倒是女帝有些受不了了。她把折邵衣叫过去,“沈怀楠如今是怎么了?现在大道理说起来一堆一堆,什么都说得冠冕堂皇。”
折邵衣老老实实的,“他自己玩得高兴就好了嘛,反正他是个好人。”
女帝扶额,“邵衣啊——你之前总出去说他连蚂蚁都不忍踩死,你看,如今他走路都绕着活着的走。”

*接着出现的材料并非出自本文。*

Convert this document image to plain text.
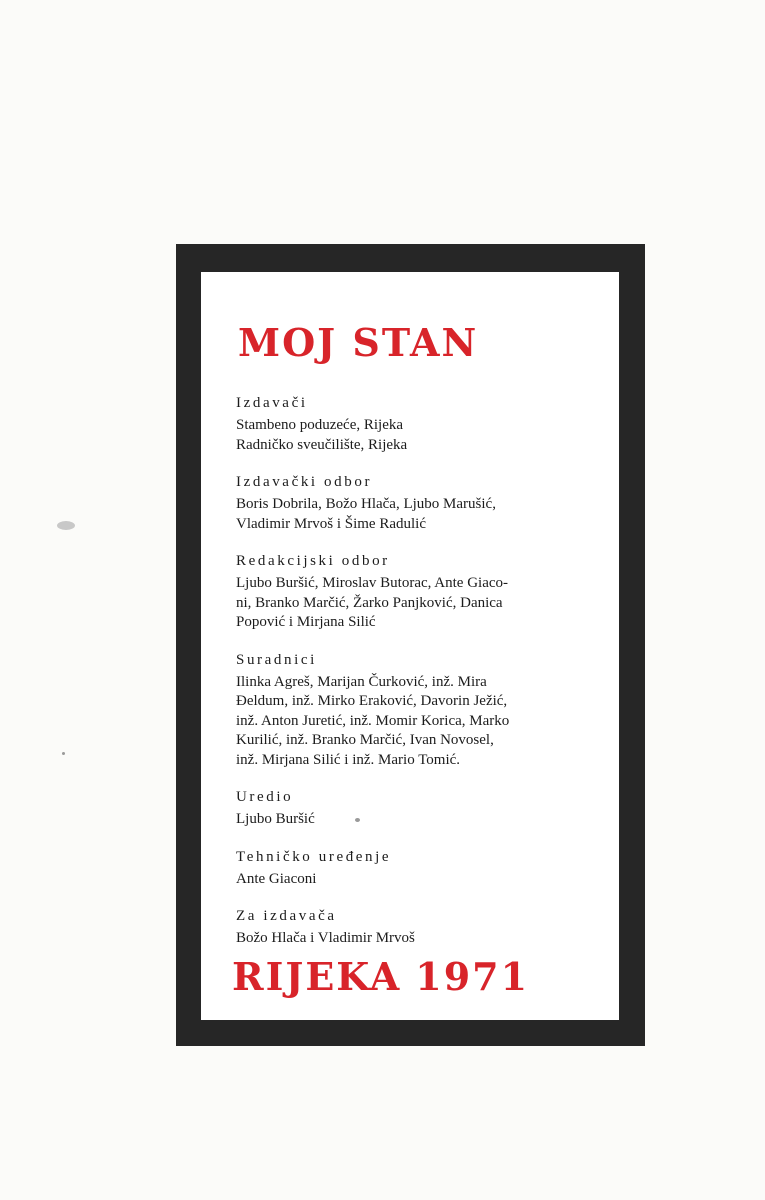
MOJ STAN
Izdavači

Stambeno poduzeće, Rijeka

Radničko sveučilište, Rijeka

Izdavački odbor

Boris Dobrila, Božo Hlača, Ljubo Marušić,

Vladimir Mrvoš i Šime Radulić

Redakcijski odbor

Ljubo Buršić, Miroslav Butorac, Ante Giaco-

ni, Branko Marčić, Žarko Panjković, Danica

Popović i Mirjana Silić

Suradnici

Ilinka Agreš, Marijan Čurković, inž. Mira

Đeldum, inž. Mirko Eraković, Davorin Ježić,

inž. Anton Juretić, inž. Momir Korica, Marko

Kurilić, inž. Branko Marčić, Ivan Novosel,

inž. Mirjana Silić i inž. Mario Tomić.

Uredio

Ljubo Buršić

Tehničko uređenje

Ante Giaconi

Za izdavača

Božo Hlača i Vladimir Mrvoš

RIJEKA 1971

有必要吗?现在走出去,他十足十的正人君子,之前那些像奸臣的戾气都没了。
没错,之前沈怀楠后面跟着一批小弟,跟世家打架打多,他再是正人君子,其实也有点山匪的气势在,至少看起来是个正常有私心的人。
正人君子也是有私心的嘛。结果现在,好嘛,直接仙风道骨了,一点私欲也没有的模样。
“我听说还养猫了?”女帝颇为不解。
“养猫做什么?”
折邵衣:“他喜欢,就让他养嘛,这么多年了,他都没有自己的喜好,如今总算是有了,就让他去做嘛。”
女帝:“……”
她一言难尽,“邵衣啊,你还是劝劝他吧,做人做事,不可太……不可太不像自己。”
但是沈怀楠觉得自己这般挺好的。他跟人撸袖子干架的冲动没有了,给对方下套的时候更得心应手了。
他跟折邵衣道:“在京都城里,我不过是上朝下朝打口水仗,又不用像地方上一样去爬山涉岭,那我干嘛要在他们生气的时候跟他们一样生气啊。”
这句话有些绕,但是折邵衣仔细品味了一般之后,笑了,“你小心以后反噬啊。”
沈怀楠的意思其实很简单,他现在就是暗搓搓下手,但是明面上仙风道骨的,你无论怎么样,他都是一团棉花。
你发火,他温柔的笑,你要气得打人了,他还是温柔的浅浅笑,你生得又没有他好看,想要用同样的办法来反击他,还不得要领。
于是就更加恼火了。
折邵衣在朝堂上围观过他的几次著名“唇枪舌战”,发现他笑得越好,对方越是气恼。
后来跟他对骂的人就要先压抑住脾气了,不过沈怀楠有特殊的挑拨人发脾气的技巧。
最近女帝想要重新测量天下田地,沈怀楠自然是支持的那一方,他引经据典,常常跟人朝堂上就要开始辩论。